19:00 “The British [men] seem to be at that stage again now and they have to think a bit more about qualifying rather than being able to perform on the day. And that could be a bit of a disadvantage. “
20:00 “In the Olympics, the bigger nations have fewer athletes, so suddenly we [as Norway] are stronger. Finishing Norway 1-2-3 is the big goal of the team. Obviously we all want to win the race, but we just disagree on the order. Doing that would just make the whole process a massive highlight in life. You couldn’t really get much bigger than that, on a day that shouldn’t really suit us, on the warmest day ever, with us coming from Norway!”
21:30 Talks about testing in the lab and his V02 being around 90. “To finally be able to break 90 was good for me mentally too. I had 90 once before, but that was because the sports scientist forgot to change the weight. So it was really cool to get there, but again it’s not performing in the lab, its about performing in the races. We try to use the numbers in training, so we can make progress. I don’t think we will spend much time in the lab between now and the games. One of our strengths is that we can bring the lab outside into our own training and we can test after sessions without being in the lab, so it gives us an indication of where we are. “
24:15 – we talk about genetics and whether his genetics play a part in his performance. “Its really hard to say, I would like to think it’s purely the training because and the way we approach it, always we do a little bit more, a little bit extra a little bit longer than everyone else and we are always willing to do a little bit extra over years and I think that’s what makes the difference.”
25:30 On the festive season: “The serious training will start over Christmas.

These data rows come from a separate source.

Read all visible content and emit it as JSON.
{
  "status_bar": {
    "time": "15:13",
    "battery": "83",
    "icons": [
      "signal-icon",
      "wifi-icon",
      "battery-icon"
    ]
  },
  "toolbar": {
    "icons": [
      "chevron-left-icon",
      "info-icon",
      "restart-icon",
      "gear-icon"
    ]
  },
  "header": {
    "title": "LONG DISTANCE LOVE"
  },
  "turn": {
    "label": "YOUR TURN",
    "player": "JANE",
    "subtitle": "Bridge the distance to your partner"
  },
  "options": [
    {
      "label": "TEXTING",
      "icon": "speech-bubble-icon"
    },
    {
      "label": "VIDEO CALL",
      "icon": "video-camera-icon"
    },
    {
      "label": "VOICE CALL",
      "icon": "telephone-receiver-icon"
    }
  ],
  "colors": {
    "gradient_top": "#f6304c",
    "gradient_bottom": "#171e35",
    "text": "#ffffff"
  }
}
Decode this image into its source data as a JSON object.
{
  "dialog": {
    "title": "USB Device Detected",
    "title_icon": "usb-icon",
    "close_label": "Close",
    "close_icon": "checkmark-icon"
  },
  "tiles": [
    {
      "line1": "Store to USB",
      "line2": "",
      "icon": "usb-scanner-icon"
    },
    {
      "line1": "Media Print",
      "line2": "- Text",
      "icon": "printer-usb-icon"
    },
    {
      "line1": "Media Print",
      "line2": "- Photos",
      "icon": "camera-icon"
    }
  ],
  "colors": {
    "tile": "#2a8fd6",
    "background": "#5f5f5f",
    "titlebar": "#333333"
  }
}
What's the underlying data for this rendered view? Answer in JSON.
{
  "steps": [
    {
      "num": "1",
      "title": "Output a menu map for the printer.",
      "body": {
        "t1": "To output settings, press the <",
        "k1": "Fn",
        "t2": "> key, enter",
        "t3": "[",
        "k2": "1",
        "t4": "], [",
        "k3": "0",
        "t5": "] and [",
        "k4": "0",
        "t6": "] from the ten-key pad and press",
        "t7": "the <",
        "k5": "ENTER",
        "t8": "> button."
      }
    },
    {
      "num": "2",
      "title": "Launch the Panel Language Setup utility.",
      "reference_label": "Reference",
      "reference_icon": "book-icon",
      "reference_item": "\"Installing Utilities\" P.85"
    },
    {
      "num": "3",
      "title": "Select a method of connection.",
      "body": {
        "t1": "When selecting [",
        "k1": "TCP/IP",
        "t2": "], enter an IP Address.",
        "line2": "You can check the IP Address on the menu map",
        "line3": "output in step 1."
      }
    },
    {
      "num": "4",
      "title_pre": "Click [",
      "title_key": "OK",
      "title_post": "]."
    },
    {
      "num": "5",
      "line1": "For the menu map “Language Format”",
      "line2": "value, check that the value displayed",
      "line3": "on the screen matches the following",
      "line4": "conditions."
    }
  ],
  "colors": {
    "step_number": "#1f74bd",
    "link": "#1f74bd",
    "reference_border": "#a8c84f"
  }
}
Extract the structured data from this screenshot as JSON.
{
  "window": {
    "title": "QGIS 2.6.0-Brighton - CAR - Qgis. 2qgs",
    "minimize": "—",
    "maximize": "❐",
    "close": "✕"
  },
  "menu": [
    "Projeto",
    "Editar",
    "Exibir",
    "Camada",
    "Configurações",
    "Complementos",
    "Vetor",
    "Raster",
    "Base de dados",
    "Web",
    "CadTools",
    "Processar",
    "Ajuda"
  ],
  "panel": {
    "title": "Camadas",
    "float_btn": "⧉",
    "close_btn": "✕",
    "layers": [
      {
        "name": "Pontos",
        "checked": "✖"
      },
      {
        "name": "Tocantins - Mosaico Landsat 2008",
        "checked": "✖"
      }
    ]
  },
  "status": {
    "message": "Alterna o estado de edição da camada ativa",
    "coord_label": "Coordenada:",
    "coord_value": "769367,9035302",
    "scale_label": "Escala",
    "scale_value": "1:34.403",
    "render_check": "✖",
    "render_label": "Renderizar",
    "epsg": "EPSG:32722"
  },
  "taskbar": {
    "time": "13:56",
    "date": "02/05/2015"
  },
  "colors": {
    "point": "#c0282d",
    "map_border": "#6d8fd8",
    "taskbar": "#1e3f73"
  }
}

But we keep things fun, at the pool we do different sorts of relays and one of the games over the last few years has been a diving game.
28:30 Can you switch off over Christmas? “It depends if I have been able to have a good training session in the morning and get the job done, then it’s easier to relax, but if you are feeling tired and unable to do the session as planned, then its really easy to feel guilty when you are eating Christmas food. It doesn’t take much time to feel fat and unfit, so it depends on the training rhythm. If I gain half a kilo, I really feel bad for it. Maybe it’s a good thing, because then you are going back into hard work after. “
30:00 The guilt of not training: "Every time you have a few days without proper training, it’s so easy to start to feel guilty for not doing the work properly. You feel like you are skipping a session, even though you are following a plan. Maybe that’s the hardest part of being an athlete, taking it easy when you are supposed to take it easy. If I am in a massive training block, then I will regret that I didn’t take it easier to relax when I had the chance. I do nothing when it’s time to relax, so I find it nice to do nothing when I have the chance to do nothing.
32:00 Guilty pleasure on the turbo – sometimes I just listen to a song and put it on repeat for 20 minutes, but the worst thing is I can’t remember the lyrics, even though I’ve been listening to it 10 times in a row. I just like the rhythm! So something like Kenny Rogers The Gambler or Tom Odell Another Love.